To read and think about Karl Marx is to grapple with the modern world that capitalism has made. This includes modern America—especially modern America. Because the United States is the nation in world history most committed to capitalism, and because Marx is the world’s most enduring theorist of capitalism, Marx is a veritable American alter ego. Karl Marx in America will investigate the meaning of Americans reading and thinking about Marx from 1861, when Marx made waves across the Atlantic with his astute analysis of the U.S. Civil War, to the present, when Marx is on many American horizons yet again. Why Marx? That question continues to provoke. Isn’t Marx anathema? On the surface, perhaps. But as this book will show, Marx is a ghost in the American machine. The aim of this book is to demonstrate the ways in which Marx has long been embedded in American thought and life. If there is capitalism, there will be Marx.
This lecture, based on my 2015 book, is about the history of the culture wars, that dramatic struggle which pitted liberal, progressive, and secular Americans against their conservative, traditional, and religious counterparts, and that captured the attention of the nation during the 1980s and 1990s.
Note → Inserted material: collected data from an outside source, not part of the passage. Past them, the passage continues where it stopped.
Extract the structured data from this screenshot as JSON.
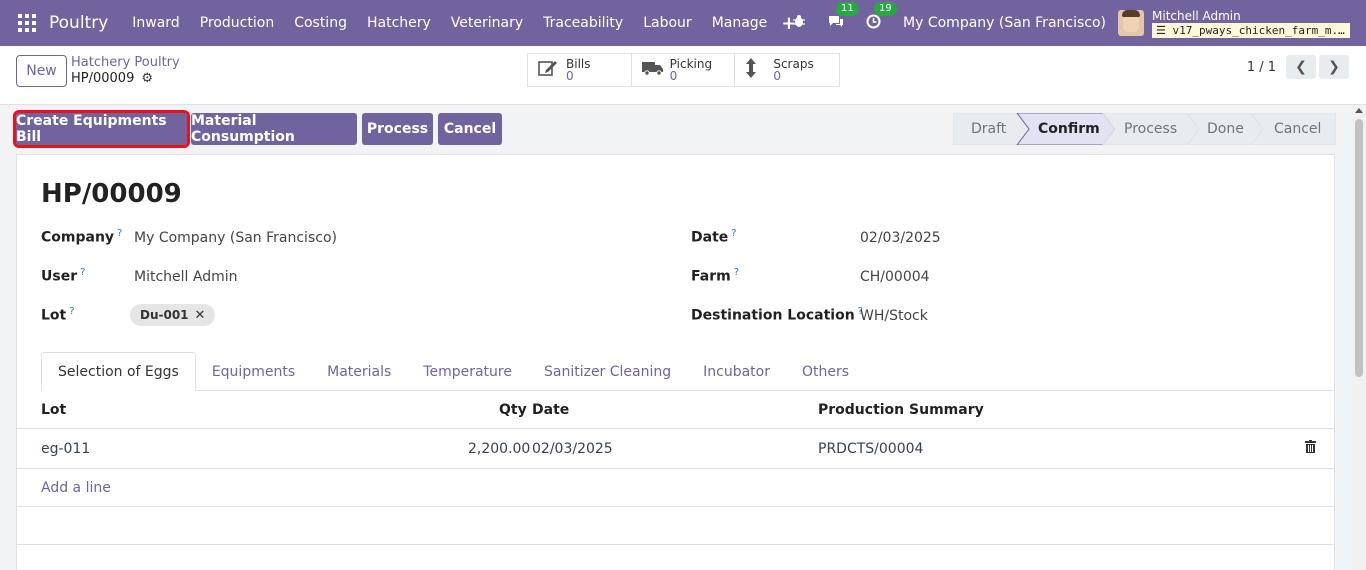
{
  "navbar": {
    "brand": "Poultry",
    "menu": [
      "Inward",
      "Production",
      "Costing",
      "Hatchery",
      "Veterinary",
      "Traceability",
      "Labour",
      "Manage"
    ],
    "plus": "+",
    "messages_badge": "11",
    "activity_badge": "19",
    "company": "My Company (San Francisco)",
    "user_name": "Mitchell Admin",
    "db_name": "v17_pways_chicken_farm_m..."
  },
  "control": {
    "new_label": "New",
    "breadcrumb": "Hatchery Poultry",
    "record": "HP/00009",
    "smart_buttons": [
      {
        "label": "Bills",
        "value": "0",
        "icon": "edit-icon"
      },
      {
        "label": "Picking",
        "value": "0",
        "icon": "truck-icon"
      },
      {
        "label": "Scraps",
        "value": "0",
        "icon": "arrows-vertical-icon"
      }
    ],
    "pager": "1 / 1"
  },
  "statusbar": {
    "actions": [
      "Create Equipments Bill",
      "Material Consumption",
      "Process",
      "Cancel"
    ],
    "stages": [
      "Draft",
      "Confirm",
      "Process",
      "Done",
      "Cancel"
    ],
    "active_stage": "Confirm"
  },
  "form": {
    "title": "HP/00009",
    "company_label": "Company",
    "company_value": "My Company (San Francisco)",
    "user_label": "User",
    "user_value": "Mitchell Admin",
    "lot_label": "Lot",
    "lot_tag": "Du-001",
    "date_label": "Date",
    "date_value": "02/03/2025",
    "farm_label": "Farm",
    "farm_value": "CH/00004",
    "dest_label": "Destination Location",
    "dest_value": "WH/Stock",
    "help": "?"
  },
  "tabs": [
    "Selection of Eggs",
    "Equipments",
    "Materials",
    "Temperature",
    "Sanitizer Cleaning",
    "Incubator",
    "Others"
  ],
  "table": {
    "headers": {
      "lot": "Lot",
      "qty": "Qty",
      "date": "Date",
      "summary": "Production Summary"
    },
    "rows": [
      {
        "lot": "eg-011",
        "qty": "2,200.00",
        "date": "02/03/2025",
        "summary": "PRDCTS/00004"
      }
    ],
    "add_line": "Add a line"
  }
}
The history of the culture wars, often misremembered as merely one angry shouting match after another, offers insight into the genuine transformation to American political culture that happened during the tumultuous decade known as the “sixties.” Prior to the sixties, a cluster of powerful conservative norms set the parameters of American culture, particularly in terms of racial and gender identities. But the sixties gave birth to a new America, a nation more open to new peoples, new ideas, new norms, new identities, and new, if conflicting, articulations of America itself. In this way, the sixties ushered in the culture wars.